Growth from the Ground Up

Article by:
Stephen Goldberg , EO New Jersey
Stephen Goldberg
EO New Jersey

Stephen brings more than 20 years of merger and acquisition experience to the helm of Sun Mergers & Acquisitions. In addition to his work as a certified business intermediary, frequent lecturer and writer on merger and acquisition issues, Stephen has personally helped 200+ business owners of entrepreneurial mid-market companies implement successful business sale transactions. You can reach Stephen at [email protected].

When it comes to owning a business, nothing lasts forever. Regardless of industry, every business owner will inevitably face the possibility of selling his or her business. Based on my 25 years of experience handling the sale of privately held companies, I’ve discovered numerous ways to maximize the valuation and marketability of a business. Here are 10 proactive steps to consider before beginning the business sale process:

  • Recast the Financial Statements
    A company’s financial statements are typically prepared with a view toward minimizing burden. This tends to be at odds with what a business owner wants to show to a potential buyer in the context of a business sale. To enable a potential buyer to "read between the lines," the financial statements must be "adjusted" to reflect the true profitability and discretionary cash flow that would be available to a new owner. I encourage my clients to analyze the general ledger and identify all expense items that can be restated or adjusted, thereby maximizing the price a seller will receive for the company. In a recent client transaction, the business owner achieved an estimated US$3 million in additional valuation by identifying creative add-backs for buyer consideration.

  • Get an Independent Valuation
    An independent valuation enables a business owner to get a sense of a realistically achievable value and confirm in advance whether or not it makes financial sense to sell the business. If the lowest price that a business owner would be willing to accept for the company is well above what a potential acquirer would realistically pay, it is essential to be aware of that information before trying to sell the company. This step can eliminate time wasted on the business sale process. What’s more, properly understanding valuation at the outset will also prevent "leaving money on the table" by undervaluing the company or losing qualified acquirers by seeking an unrealistic price.

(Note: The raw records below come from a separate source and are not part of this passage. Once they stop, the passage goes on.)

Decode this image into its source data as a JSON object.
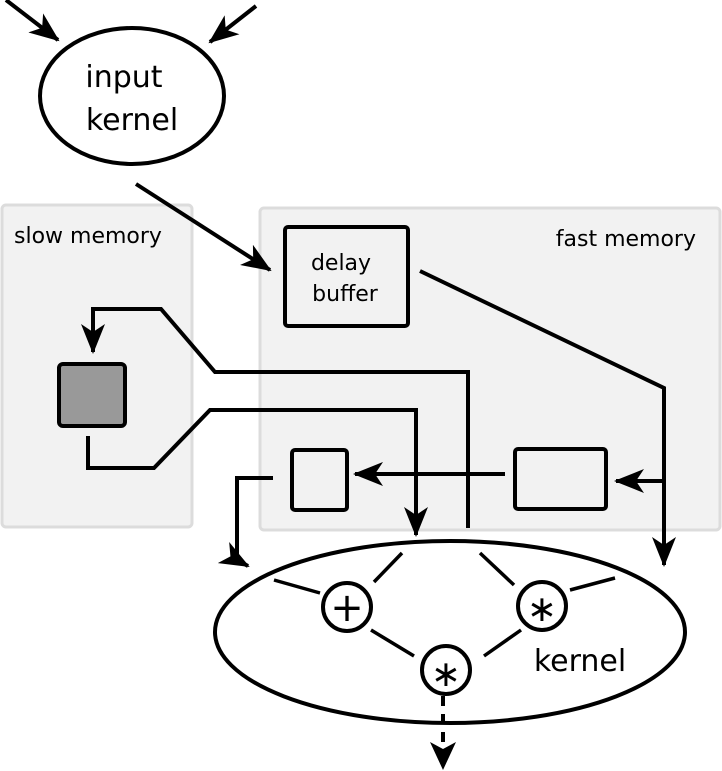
{
  "input_kernel": {
    "line1": "input",
    "line2": "kernel"
  },
  "slow_memory": {
    "label": "slow memory"
  },
  "fast_memory": {
    "label": "fast memory"
  },
  "delay_buffer": {
    "line1": "delay",
    "line2": "buffer"
  },
  "kernel": {
    "label": "kernel"
  },
  "ops": {
    "plus": "+",
    "times_right": "∗",
    "times_bottom": "∗"
  },
  "colors": {
    "panel": "#f2f2f2",
    "slow_block": "#999999",
    "ink": "#000000"
  }
}
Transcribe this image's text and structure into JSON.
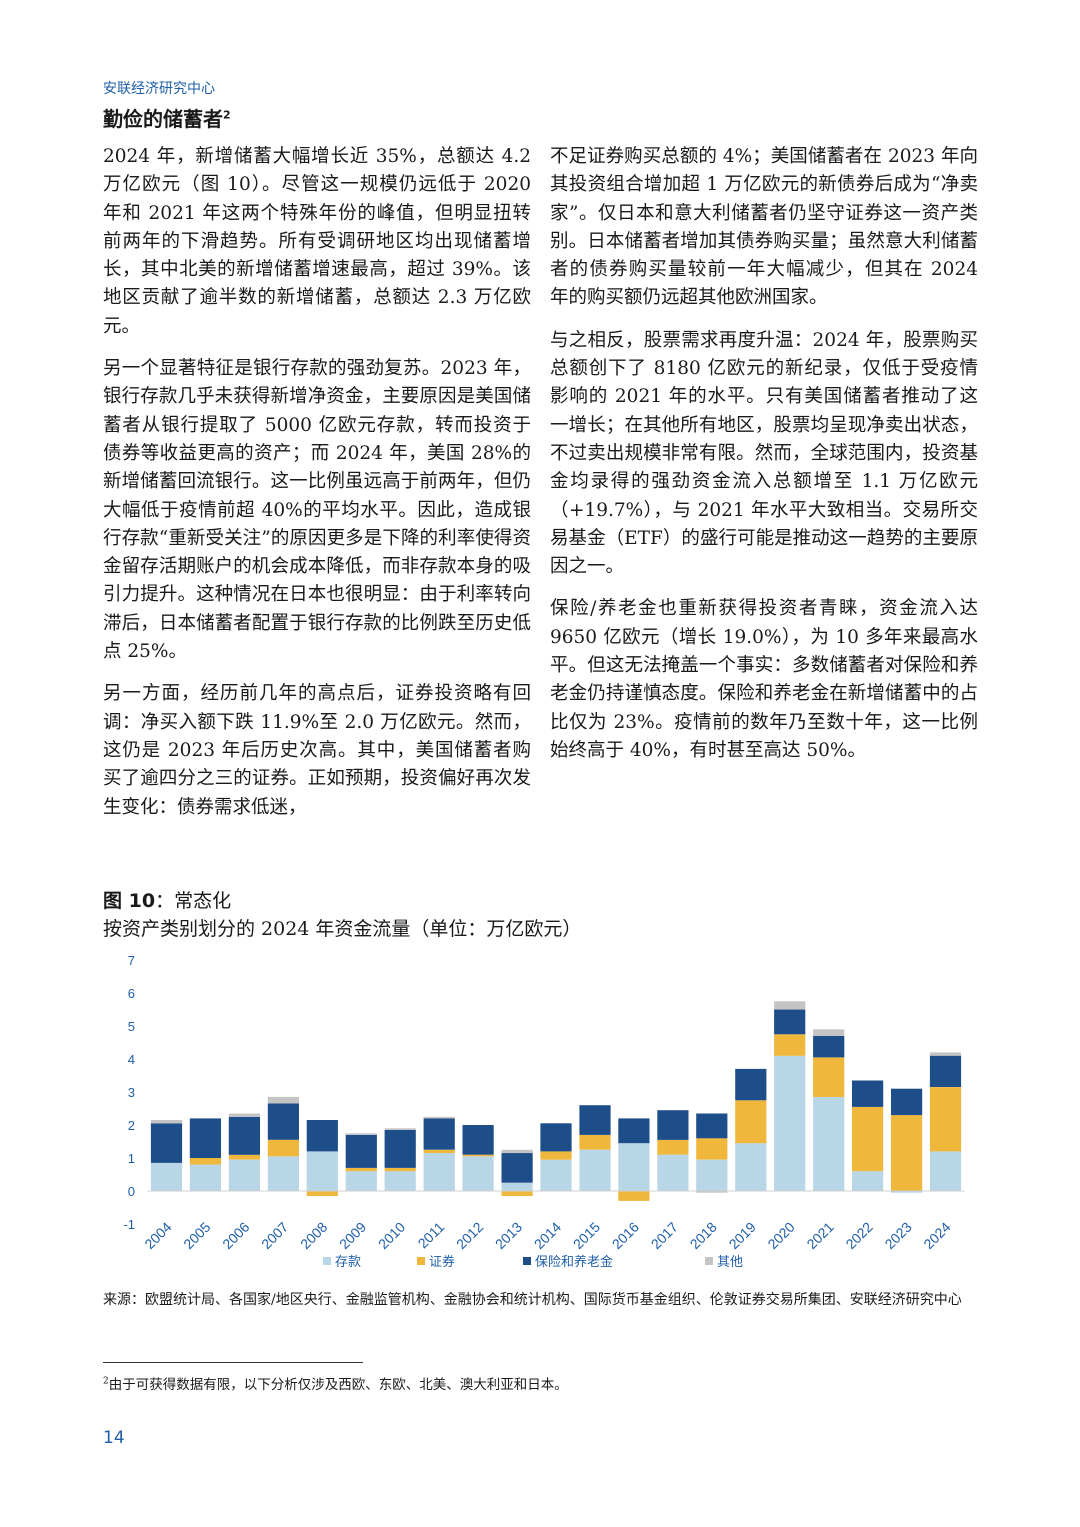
{
  "header": {
    "org": "安联经济研究中心"
  },
  "section": {
    "title": "勤俭的储蓄者",
    "footnote_ref": "2"
  },
  "body": {
    "left": [
      "2024 年，新增储蓄大幅增长近 35%，总额达 4.2 万亿欧元（图 10）。尽管这一规模仍远低于 2020 年和 2021 年这两个特殊年份的峰值，但明显扭转前两年的下滑趋势。所有受调研地区均出现储蓄增长，其中北美的新增储蓄增速最高，超过 39%。该地区贡献了逾半数的新增储蓄，总额达 2.3 万亿欧元。",
      "另一个显著特征是银行存款的强劲复苏。2023 年，银行存款几乎未获得新增净资金，主要原因是美国储蓄者从银行提取了 5000 亿欧元存款，转而投资于债券等收益更高的资产；而 2024 年，美国 28%的新增储蓄回流银行。这一比例虽远高于前两年，但仍大幅低于疫情前超 40%的平均水平。因此，造成银行存款“重新受关注”的原因更多是下降的利率使得资金留存活期账户的机会成本降低，而非存款本身的吸引力提升。这种情况在日本也很明显：由于利率转向滞后，日本储蓄者配置于银行存款的比例跌至历史低点 25%。",
      "另一方面，经历前几年的高点后，证券投资略有回调：净买入额下跌 11.9%至 2.0 万亿欧元。然而，这仍是 2023 年后历史次高。其中，美国储蓄者购买了逾四分之三的证券。正如预期，投资偏好再次发生变化：债券需求低迷，"
    ],
    "right": [
      "不足证券购买总额的 4%；美国储蓄者在 2023 年向其投资组合增加超 1 万亿欧元的新债券后成为“净卖家”。仅日本和意大利储蓄者仍坚守证券这一资产类别。日本储蓄者增加其债券购买量；虽然意大利储蓄者的债券购买量较前一年大幅减少，但其在 2024 年的购买额仍远超其他欧洲国家。",
      "与之相反，股票需求再度升温：2024 年，股票购买总额创下了 8180 亿欧元的新纪录，仅低于受疫情影响的 2021 年的水平。只有美国储蓄者推动了这一增长；在其他所有地区，股票均呈现净卖出状态，不过卖出规模非常有限。然而，全球范围内，投资基金均录得的强劲资金流入总额增至 1.1 万亿欧元（+19.7%），与 2021 年水平大致相当。交易所交易基金（ETF）的盛行可能是推动这一趋势的主要原因之一。",
      "保险/养老金也重新获得投资者青睐，资金流入达 9650 亿欧元（增长 19.0%），为 10 多年来最高水平。但这无法掩盖一个事实：多数储蓄者对保险和养老金仍持谨慎态度。保险和养老金在新增储蓄中的占比仅为 23%。疫情前的数年乃至数十年，这一比例始终高于 40%，有时甚至高达 50%。"
    ]
  },
  "figure": {
    "label": "图 10",
    "sep": "：",
    "name": "常态化",
    "subtitle": "按资产类别划分的 2024 年资金流量（单位：万亿欧元）"
  },
  "chart_data": {
    "type": "bar",
    "stacked": true,
    "categories": [
      "2004",
      "2005",
      "2006",
      "2007",
      "2008",
      "2009",
      "2010",
      "2011",
      "2012",
      "2013",
      "2014",
      "2015",
      "2016",
      "2017",
      "2018",
      "2019",
      "2020",
      "2021",
      "2022",
      "2023",
      "2024"
    ],
    "series": [
      {
        "name": "存款",
        "color": "#b8d6e6",
        "values": [
          0.85,
          0.8,
          0.95,
          1.05,
          1.2,
          0.6,
          0.6,
          1.15,
          1.05,
          0.25,
          0.95,
          1.25,
          1.45,
          1.1,
          0.95,
          1.45,
          4.1,
          2.85,
          0.6,
          -0.05,
          1.2
        ]
      },
      {
        "name": "证券",
        "color": "#f0b73d",
        "values": [
          0.0,
          0.2,
          0.15,
          0.5,
          -0.15,
          0.1,
          0.1,
          0.1,
          0.05,
          -0.15,
          0.25,
          0.45,
          -0.3,
          0.45,
          0.65,
          1.3,
          0.65,
          1.2,
          1.95,
          2.3,
          1.95
        ]
      },
      {
        "name": "保险和养老金",
        "color": "#1d4e89",
        "values": [
          1.2,
          1.2,
          1.15,
          1.1,
          0.95,
          1.0,
          1.15,
          0.95,
          0.9,
          0.9,
          0.85,
          0.9,
          0.75,
          0.9,
          0.75,
          0.95,
          0.75,
          0.65,
          0.8,
          0.8,
          0.95
        ]
      },
      {
        "name": "其他",
        "color": "#c4c4c4",
        "values": [
          0.1,
          0.0,
          0.1,
          0.2,
          0.0,
          0.05,
          0.05,
          0.05,
          0.0,
          0.1,
          0.0,
          0.0,
          0.0,
          0.0,
          -0.05,
          0.0,
          0.25,
          0.2,
          0.0,
          0.0,
          0.1
        ]
      }
    ],
    "ylim": [
      -1,
      7
    ],
    "yticks": [
      -1,
      0,
      1,
      2,
      3,
      4,
      5,
      6,
      7
    ],
    "grid": false,
    "legend_position": "bottom"
  },
  "source": "来源：欧盟统计局、各国家/地区央行、金融监管机构、金融协会和统计机构、国际货币基金组织、伦敦证券交易所集团、安联经济研究中心",
  "footnote": {
    "ref": "2",
    "text": "由于可获得数据有限，以下分析仅涉及西欧、东欧、北美、澳大利亚和日本。"
  },
  "page_number": "14"
}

  • Consider the Tax Implications
    It is crucial to understand the tax implications of a sale in advance. This will provide a realistic picture of the net-after-tax yield and help determine the most advantageous way to structure the sale for tax purposes. For example, advance recognition of the tax implications of a "C" corporation requires that negotiations be positioned toward a deal structure that would minimize a seller’s tax exposure. Many of our clients whose companies were "C" corporations were able to achieve an additional 25 percent after-tax yield because we informed acquirers in advance that a stock-sale structure was a requirement.

  • Develop a Growth Plan
    A well-thought-out and realistic plan for growth can greatly enhance the value of a company. It serves as a roadmap to expansion opportunities that a new owner could exploit with additional capital or other resources. Based on my research, the plan should assume that significant capital resources will be available after the sale and identify areas where historic sales were constrained due to capital limitations. It is likely that the acquirer will be better capitalized than the current owner and have enhanced capabilities to act on these opportunities.

  • Address Key Dependencies
    In my experience, reducing key dependencies in a business will serve to increase the marketability and value of a company. Three key areas include customers, vendors and employees. Customer dependency exists when a high percentage of the company’s revenue is derived from a few large customers; vendor dependency results from difficulty finding comparable vendor replacements; and employee dependency exists when the business is highly dependent or held hostage by key employees or the existing owner. These dependencies create significant risks for an acquirer and can have a negative impact on valuation.

  • Look at Third-Party Financing
    I have found it important to ascertain in advance the likely level of financing available to an acquirer. This will help qualify potential buyers as serious prospects and determine if the necessary capital will be available to consummate a transaction. Not being armed with this knowledge in advance leads to wasted time and jeopardizes confidentiality with unqualified acquirers.

  • Carve Out Excess Assets
    One method to increase a seller’s total financial yield from a transaction is to identify excess assets that can be converted into cash prior to a transaction without adversely impacting the business. One of my clients was able to reduce excess inventory by approximately US$750,000 without impacting the ability to service their clients. Converting the "excess" inventory to cash prior to the closing enabled him to significantly increase his total financial yield from the transaction.

  • Research Likely Acquirers
    Advance research within an industry can determine if it makes sense to approach companies in a related business seeking additional sales or territories. These "strategic buyers" may have a strong desire to acquire a related business as a means of growing through acquisition, or because they may recognize the synergies that will result from the combination of the two companies. By identifying likely prospects, the search for an acquirer can be more tightly focused in a direction that can maximize the overall deal value.

  • Recruit a Team of Professionals
    Before entering the uncharted waters of selling a business, selecting the right team is imperative. This includes a qualified CPA, an attorney with a background in corporate transactional work and an experienced mergers and acquisitions intermediary. All parties should meet in advance, since their efforts will need to be coordinated later in the process. This will ensure that all team members are on the same page and have a clear understanding of the goals and expectations of their mutual client.

  • Check the Current Sales Performance
    An often overlooked area that has a major impact on the marketability of a business is the company’s current financial performance. The 12-month period during which the sales process takes place is a decisive one. If sales performance deteriorates during this period, marketability and value will be negatively impacted. I’ve learned that it’s important to focus my efforts on whatever can be done to maintain consistent (or improved) sales, margins and profits during this period.